Availability and Tutorial
You can download binaries for Mac and Microsoft Windows (64 bit) directly from this website. The source code is available from Github which allows source-based installation. Please follow the instructions found there for manual installation or installation on a Linux system.
Note: for a successfull installation on Mac OS X, extract the provided file and drag it into the "Applications" folder. You may need to allow execution of the software if you see a warning that TAPIR is from an "unidentified developer". Simply go to System Preferences, click on "Security & Privacy" and in the "General" tab allow the execution of TAPIR.
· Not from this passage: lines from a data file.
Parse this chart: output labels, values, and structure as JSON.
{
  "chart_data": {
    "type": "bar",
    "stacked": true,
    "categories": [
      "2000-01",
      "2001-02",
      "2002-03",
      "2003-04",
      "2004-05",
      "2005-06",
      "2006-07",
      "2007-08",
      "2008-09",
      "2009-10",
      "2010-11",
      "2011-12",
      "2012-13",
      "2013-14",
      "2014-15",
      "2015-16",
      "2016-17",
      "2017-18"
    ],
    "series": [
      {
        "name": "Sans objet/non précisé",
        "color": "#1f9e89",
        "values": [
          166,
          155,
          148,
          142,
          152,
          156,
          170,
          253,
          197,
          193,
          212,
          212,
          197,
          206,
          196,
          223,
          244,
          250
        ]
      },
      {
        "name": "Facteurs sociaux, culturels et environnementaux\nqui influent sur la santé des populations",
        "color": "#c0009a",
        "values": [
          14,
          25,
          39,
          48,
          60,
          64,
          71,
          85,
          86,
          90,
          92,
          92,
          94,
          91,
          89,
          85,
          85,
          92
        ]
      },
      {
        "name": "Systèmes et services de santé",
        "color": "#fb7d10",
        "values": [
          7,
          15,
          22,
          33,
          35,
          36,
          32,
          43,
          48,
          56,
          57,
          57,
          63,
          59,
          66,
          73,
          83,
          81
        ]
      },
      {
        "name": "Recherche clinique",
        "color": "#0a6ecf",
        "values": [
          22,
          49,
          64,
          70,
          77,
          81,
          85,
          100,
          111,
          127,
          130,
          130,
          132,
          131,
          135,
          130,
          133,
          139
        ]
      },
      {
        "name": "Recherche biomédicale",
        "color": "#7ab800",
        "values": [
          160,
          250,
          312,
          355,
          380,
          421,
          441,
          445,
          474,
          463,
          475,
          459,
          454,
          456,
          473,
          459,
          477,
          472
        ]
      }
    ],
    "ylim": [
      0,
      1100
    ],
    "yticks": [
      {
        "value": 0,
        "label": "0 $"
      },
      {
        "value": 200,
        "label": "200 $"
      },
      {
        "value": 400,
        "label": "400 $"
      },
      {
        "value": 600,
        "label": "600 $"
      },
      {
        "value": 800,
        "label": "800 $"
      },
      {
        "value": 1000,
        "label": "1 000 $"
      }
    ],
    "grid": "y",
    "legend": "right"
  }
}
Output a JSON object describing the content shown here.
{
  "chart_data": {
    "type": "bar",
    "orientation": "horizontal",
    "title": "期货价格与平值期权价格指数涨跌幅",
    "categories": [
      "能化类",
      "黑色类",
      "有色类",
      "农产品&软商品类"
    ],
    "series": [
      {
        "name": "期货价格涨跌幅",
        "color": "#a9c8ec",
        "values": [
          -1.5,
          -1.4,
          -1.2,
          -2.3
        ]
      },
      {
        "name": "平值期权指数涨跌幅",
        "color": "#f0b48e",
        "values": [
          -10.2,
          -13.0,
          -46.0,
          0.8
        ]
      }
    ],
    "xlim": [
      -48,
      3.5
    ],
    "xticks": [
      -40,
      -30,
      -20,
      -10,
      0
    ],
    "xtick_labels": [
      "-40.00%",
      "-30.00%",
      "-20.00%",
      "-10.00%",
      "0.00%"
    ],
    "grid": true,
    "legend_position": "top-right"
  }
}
You can download a small sample dataset here.
A larger, real-life dataset can be obtained by downloading these five files (this might take a while since the whole dataset is ca 5 GB)
This dataset is retrieved from a study published in Rost and Rosenberger et al and the two conditions (0% and 10%) refer to the treatment of S. pyogenes with human plasma. For each condition, two biological replicates are available.
The TAPIR software is highly flexible and interactive, allowing for investigation of single data traces and data points. Each graph item can be selected and inspected individually, allowing for customization of the visualization and production of publication-quality figures. Data can be exported as an image or in table format and used for further analysis; individual traces can be removed or re-added and all graph settings (such as color, line width, line style etc.) are fully customizable. The implementation relies on guiqwt for these features.